Additionally, these genetic dissimilarities between African and Asian plasmodial populations may be accentuated by different local selection histories. The best-documented genomic modifications by a local selection process relate to drug pressure. Several studies have shown that drug pressure may involve extended linkage disequilibrium around a drug resistance associated gene [23]. This is characterized by a strong genetic diversity loss, called a selective sweep. This process stretch may be modified by: i) drug use and ii) malaria transmission level. A reduced drug use and higher malaria transmission level in Africa would be consistent with the lower selective sweep and an absence of linkage disequilibrium between Pfnhe and other cooperative drug response genes or selected compensatory mutations. For example, QTL analysis on chromosome 13 located 60 genes of unknown function as being close to Pfnhe[8]. They would be more or less linked depending on drug pressure and malaria transmission level if QN pressure selects at least one of them. In Kenya there is an association between two DNNND repeats in the ms4760 Pfnhe microsatellite and a reduced susceptibility to quinine in 29 P. falciparum isolates [24]. This is consistent with the historic precedent of the spread of drug resistance around the world. The emergence of chloroquine resistance in Asia was followed by an initial introduction into East Africa and spreading across the African continent. Geographic proximity may explain plasmodial population migration. Moreover, East African plasmodial populations may exhibit genetic dissimilarities to other African populations [14].

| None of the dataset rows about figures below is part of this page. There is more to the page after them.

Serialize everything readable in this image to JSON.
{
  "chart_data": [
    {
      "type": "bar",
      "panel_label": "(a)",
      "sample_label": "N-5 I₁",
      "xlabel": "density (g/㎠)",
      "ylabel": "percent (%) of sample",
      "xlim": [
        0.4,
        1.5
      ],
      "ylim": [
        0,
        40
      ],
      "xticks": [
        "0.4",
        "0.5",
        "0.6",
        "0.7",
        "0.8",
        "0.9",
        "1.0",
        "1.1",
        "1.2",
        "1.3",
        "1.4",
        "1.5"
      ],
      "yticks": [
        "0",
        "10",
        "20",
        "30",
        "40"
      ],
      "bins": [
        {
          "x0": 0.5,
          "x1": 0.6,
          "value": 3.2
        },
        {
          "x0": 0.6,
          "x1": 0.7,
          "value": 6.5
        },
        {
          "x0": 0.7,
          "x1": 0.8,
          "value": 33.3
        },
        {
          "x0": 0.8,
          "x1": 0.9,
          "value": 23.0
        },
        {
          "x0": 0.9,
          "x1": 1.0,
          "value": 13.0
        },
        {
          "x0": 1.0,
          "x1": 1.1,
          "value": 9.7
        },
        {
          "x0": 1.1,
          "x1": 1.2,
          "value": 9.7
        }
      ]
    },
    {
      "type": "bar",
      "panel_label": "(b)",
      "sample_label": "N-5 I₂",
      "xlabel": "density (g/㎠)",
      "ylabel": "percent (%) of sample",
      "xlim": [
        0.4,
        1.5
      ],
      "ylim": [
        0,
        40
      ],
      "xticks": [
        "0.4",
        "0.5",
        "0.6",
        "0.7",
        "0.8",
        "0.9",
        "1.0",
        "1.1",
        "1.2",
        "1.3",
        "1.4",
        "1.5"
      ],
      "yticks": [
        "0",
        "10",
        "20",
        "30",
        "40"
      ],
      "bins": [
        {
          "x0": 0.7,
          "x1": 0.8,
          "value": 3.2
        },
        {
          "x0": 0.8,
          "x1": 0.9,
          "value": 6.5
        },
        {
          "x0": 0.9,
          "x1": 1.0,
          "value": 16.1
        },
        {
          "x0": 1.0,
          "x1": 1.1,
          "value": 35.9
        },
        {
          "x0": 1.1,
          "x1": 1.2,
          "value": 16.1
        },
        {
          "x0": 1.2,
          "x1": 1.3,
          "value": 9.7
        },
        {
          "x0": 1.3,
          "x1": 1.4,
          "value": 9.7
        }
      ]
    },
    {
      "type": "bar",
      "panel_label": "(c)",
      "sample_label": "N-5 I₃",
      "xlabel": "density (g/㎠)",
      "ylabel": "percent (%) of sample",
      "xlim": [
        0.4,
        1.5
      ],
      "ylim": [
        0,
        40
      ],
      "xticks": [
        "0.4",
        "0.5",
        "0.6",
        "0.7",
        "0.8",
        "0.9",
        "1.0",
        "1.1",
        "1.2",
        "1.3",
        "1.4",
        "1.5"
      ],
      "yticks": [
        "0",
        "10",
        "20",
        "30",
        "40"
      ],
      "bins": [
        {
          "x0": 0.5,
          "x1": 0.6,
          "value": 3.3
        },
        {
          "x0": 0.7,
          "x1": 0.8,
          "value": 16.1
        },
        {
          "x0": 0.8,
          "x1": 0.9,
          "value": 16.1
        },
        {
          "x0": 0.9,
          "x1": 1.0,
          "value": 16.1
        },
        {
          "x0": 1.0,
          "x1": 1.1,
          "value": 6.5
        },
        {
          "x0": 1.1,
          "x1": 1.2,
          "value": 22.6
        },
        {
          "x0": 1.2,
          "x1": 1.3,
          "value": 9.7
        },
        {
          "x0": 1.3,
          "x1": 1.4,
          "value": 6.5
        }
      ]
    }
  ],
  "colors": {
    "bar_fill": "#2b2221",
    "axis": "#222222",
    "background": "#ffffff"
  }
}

As the QN response is controlled by multiple genes with complex interactions, one can expect: i) higher sensitivity to genetic background than if the response was controlled by only one gene, ii) higher sensitivity to parameters that may cause linkage disequilibrium between genes and iii) various combinations of gene polymorphisms may result in similar QNR phenotypes.

Conclusions

In summary, although studies have demonstrated that Pfnhe-1 contributes to QNR [24], the present study and another recent study [11] did not show an association between Pfnhe-1 polymorphism and QNR. Currently, Pfnhe-1 cannot be used as a QNR molecular marker when evaluating field isolates, especially in Africa in the context of a low level of quinine selection pressure. Further studies, using more parasite samples from South East Asia with reduced susceptibility to QN, are required to confirm or reject the use of the Pfnhe-1 gene as a QNR marker in this geographic region.

Conflict of interests

The authors declare that they have no competing interests.